On 25 January 2012, the European Commission unveiled a draft General Data Protection Regulation that will supersede the Data Protection Directive.

== Cross-border data transmission ==
The following rules apply in accordance with the requirements of the European Commission's Data Protection Directive to companies domiciled in Germany and for companies based abroad.

=== Companies domiciled in Germany ===
For companies based in Germany, the Federal Data Protection Act regulates the transfer of data differently in another EU member country and to a third country.

=== Transmission from Germany to another EU member country ===
Through the implementation of the EU Data Protection Directive, a uniform level of data protection has emerged in EU member countries. A company domiciled in Germany is therefore entitled to transfer personal data in Europe under the same rules as if it were to transfer data within Germany.

=== Transmission from Germany to a third country ===
Transfers to third countries must comply with the requirements of the Federal Privacy Act (§ 4b II sentence 1 BDSG). The transmission must cease if the person has a legitimate interest in the prevention of transmission, especially if an adequate data protection in the third country is not guaranteed (§ 4b II sentence 2 BDSG).
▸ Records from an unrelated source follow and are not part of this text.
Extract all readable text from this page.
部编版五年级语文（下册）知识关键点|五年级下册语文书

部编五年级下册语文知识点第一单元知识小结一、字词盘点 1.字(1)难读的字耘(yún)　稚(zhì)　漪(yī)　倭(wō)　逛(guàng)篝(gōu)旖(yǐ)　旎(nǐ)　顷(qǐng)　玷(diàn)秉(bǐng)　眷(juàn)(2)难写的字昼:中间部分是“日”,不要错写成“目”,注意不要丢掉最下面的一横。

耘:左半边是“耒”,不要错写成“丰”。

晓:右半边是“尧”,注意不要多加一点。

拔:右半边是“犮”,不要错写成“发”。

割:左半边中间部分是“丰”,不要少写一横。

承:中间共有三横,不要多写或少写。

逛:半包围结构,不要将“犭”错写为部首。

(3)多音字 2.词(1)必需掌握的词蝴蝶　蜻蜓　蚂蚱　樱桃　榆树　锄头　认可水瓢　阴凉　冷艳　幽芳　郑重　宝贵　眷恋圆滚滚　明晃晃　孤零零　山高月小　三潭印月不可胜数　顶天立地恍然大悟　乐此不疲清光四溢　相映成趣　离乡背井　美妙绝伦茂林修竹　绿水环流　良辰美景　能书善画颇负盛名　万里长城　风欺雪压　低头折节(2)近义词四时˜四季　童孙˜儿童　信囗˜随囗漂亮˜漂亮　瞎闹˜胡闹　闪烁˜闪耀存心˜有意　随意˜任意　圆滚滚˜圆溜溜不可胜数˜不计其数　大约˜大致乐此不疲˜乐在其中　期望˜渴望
The adequacy of protection shall be assessed by taking all the circumstances into account that are of importance for data transmission (§ 4b III BDSG). These include the type of data, the purpose, duration of processing, professional rules and security measures. In the opinion of the European Commission, Switzerland and Canada have an adequate level of protection.

A further decision by the European Commission affects data transmission into the United States. According to the decision, the U.S. Department of Commerce assured a reasonable level of data protection through the negotiated Safe Harbor Agreement. Through the Safe Harbor Agreement (invalidated 6 October 2015 by Maximillian Schrems v. Data Protection Commissioner, and its successor, Privacy Shield, invalidated on 16 July 2020), the recipient in the United States commits itself to comply with certain data protection principles by means of statements that to the relevant U.S. authorities. No transfer framework currently applies and transfers to and from the U.S., as all third countries, requires another approved mechanism under the GDPR (e.g. binding corporate rules, standard contractual clauses).

For other third countries, it is hardly possible to determine the appropriate level of protection because of the complex criteria. For this reason certain exceptions (in § 4c I and II BDSG) under which a data transmission is allowed in third countries, even if an adequate level of data protection is not guaranteed, are important. § 4c I BDSG allows cross-border data transfer with the person's consent and subject to the fulfillment of a contract between the person and the responsible party.

In all other cases, the "subject to approval" solution (§ 4c II BDSG) allows the manufacturing site to transfer data in recipient countries where an adequate level of data protection is ensured. The contractual clauses or "binding corporate rules" must offer adequate guarantees regarding the protection of personal rights and must be approved in advance by the Competent Authority (§ 4c BDSG II set 1). For international companies, it is advisable to obtain approval for standard contractual clauses. Even self-regulation in corporate policies can enable the data flow within multinational corporations. The codes of conduct must also give victims legal rights and certain guarantees, as is the case in contracts.